Überbesicherung ist das tragende Prinzip dezentraler, kryptogedeckter Stablecoins. Da keine zentrale Institution als Ausfallgarant auftritt, muss das Protokoll systemisch sicherstellen, dass jede ausgegebene Einheit stets durch mehr Wert gedeckt ist, als sie repräsentiert. MakerDAO/DAI ist das prominenteste Beispiel: DAI-Token werden nur dann erzeugt, wenn Nutzer ausreichend Collateral im System gesperrt haben. Fällt die Besicherungsquote unter den Mindestschwellenwert, wird die Position liquidiert, um die Stabilität des Systems zu wahren.

Strategische und steuerliche Dimension

Das Modell eröffnet eine praktische Option für Krypto-Inhaber: Wer kurzfristig Liquidität in Form von Stablecoins benötigt, kann diese durch Hinterlegen von Collateral ausleihen, ohne den zugrundeliegenden Asset zu veräußern. In vielen Jurisdiktionen gilt der Verkauf eines Assets als steuerpflichtiges Ereignis – eine besicherte Kreditaufnahme hingegen nicht zwingend. Die Überbesicherung macht diese Strategie erst möglich, da sie das Kreditrisiko ohne zentralen Intermediär absichert.
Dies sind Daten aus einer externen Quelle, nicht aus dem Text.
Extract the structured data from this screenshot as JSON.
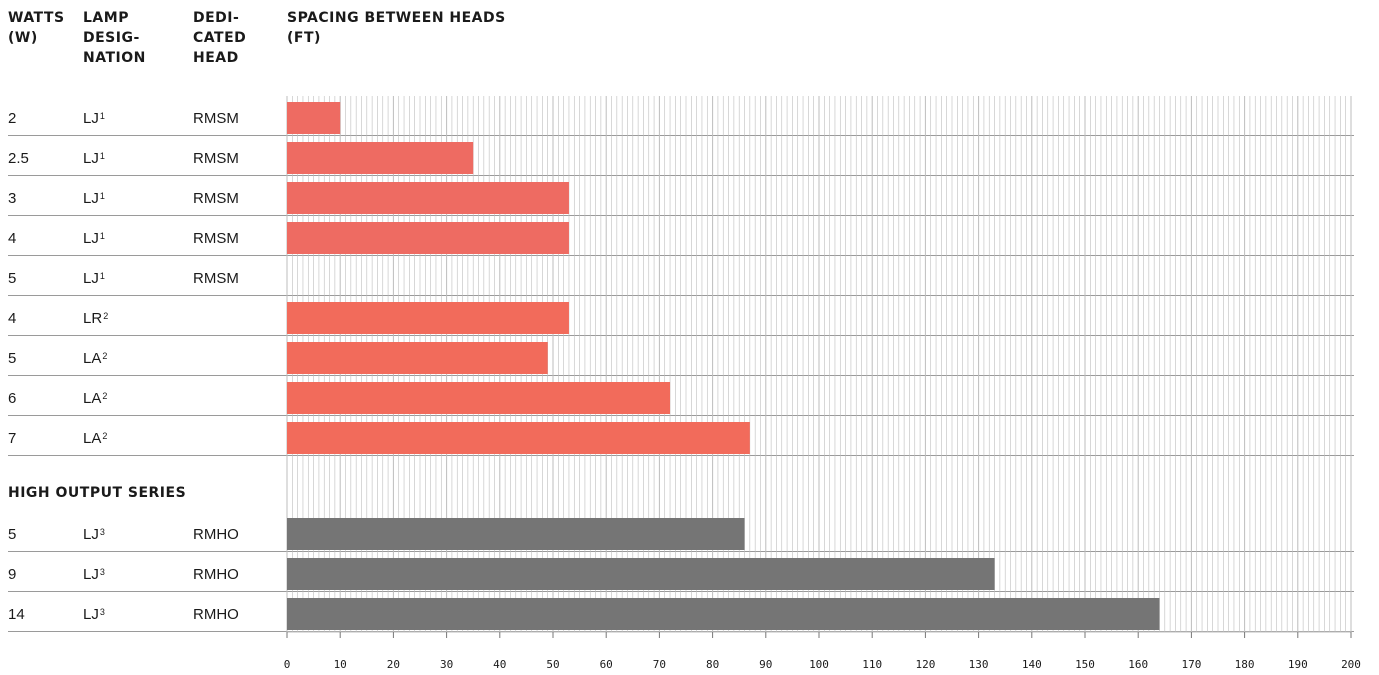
{
  "headers": {
    "watts": "WATTS\n(W)",
    "lamp": "LAMP\nDESIG-\nNATION",
    "head": "DEDI-\nCATED\nHEAD",
    "spacing": "SPACING BETWEEN HEADS\n(FT)"
  },
  "rows": [
    {
      "watts": "2",
      "lamp": "LJ",
      "sup": "1",
      "head": "RMSM"
    },
    {
      "watts": "2.5",
      "lamp": "LJ",
      "sup": "1",
      "head": "RMSM"
    },
    {
      "watts": "3",
      "lamp": "LJ",
      "sup": "1",
      "head": "RMSM"
    },
    {
      "watts": "4",
      "lamp": "LJ",
      "sup": "1",
      "head": "RMSM"
    },
    {
      "watts": "5",
      "lamp": "LJ",
      "sup": "1",
      "head": "RMSM"
    },
    {
      "watts": "4",
      "lamp": "LR",
      "sup": "2",
      "head": ""
    },
    {
      "watts": "5",
      "lamp": "LA",
      "sup": "2",
      "head": ""
    },
    {
      "watts": "6",
      "lamp": "LA",
      "sup": "2",
      "head": ""
    },
    {
      "watts": "7",
      "lamp": "LA",
      "sup": "2",
      "head": ""
    },
    {
      "watts": "5",
      "lamp": "LJ",
      "sup": "3",
      "head": "RMHO"
    },
    {
      "watts": "9",
      "lamp": "LJ",
      "sup": "3",
      "head": "RMHO"
    },
    {
      "watts": "14",
      "lamp": "LJ",
      "sup": "3",
      "head": "RMHO"
    }
  ],
  "section_label": "HIGH OUTPUT SERIES",
  "colors": {
    "standard_light": "#ee6b62",
    "standard": "#f26b5b",
    "high_output": "#757575",
    "grid": "#bdbdbd"
  },
  "chart_data": {
    "type": "bar",
    "orientation": "horizontal",
    "xlabel": "SPACING BETWEEN HEADS (FT)",
    "xlim": [
      0,
      200
    ],
    "xticks": [
      0,
      10,
      20,
      30,
      40,
      50,
      60,
      70,
      80,
      90,
      100,
      110,
      120,
      130,
      140,
      150,
      160,
      170,
      180,
      190,
      200
    ],
    "minor_grid_step": 1,
    "series": [
      {
        "values": [
          10,
          35,
          53,
          53,
          null,
          53,
          49,
          72,
          87,
          null,
          null,
          null
        ]
      },
      {
        "values": [
          null,
          null,
          null,
          null,
          null,
          null,
          null,
          null,
          null,
          86,
          133,
          164
        ]
      }
    ]
  }
}
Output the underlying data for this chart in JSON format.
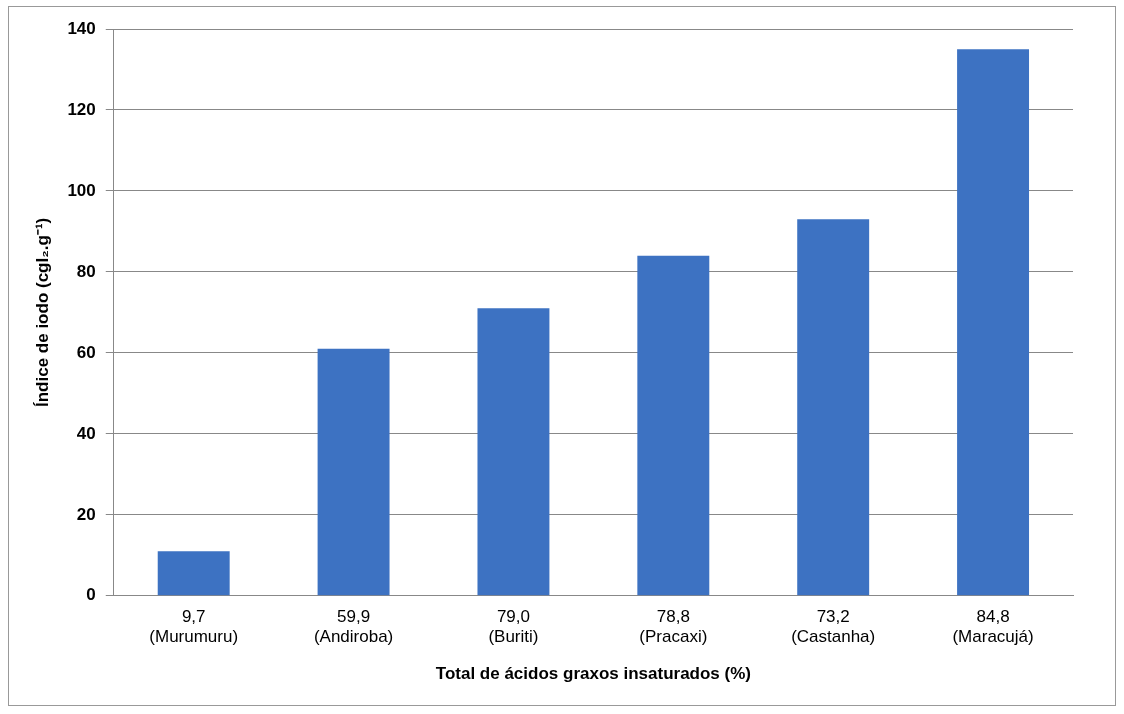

Überbesicherung ist kein Konzept, das auf DeFi beschränkt ist. Im klassischen Finanzwesen kommt sie bei strukturierten Produkten wie Mortgage-Backed Securities oder Collateralized Loan Obligations als Kreditsicherungsmechanismus zum Einsatz – mit vergleichbarer Logik, aber zentralisierter Kontrolle.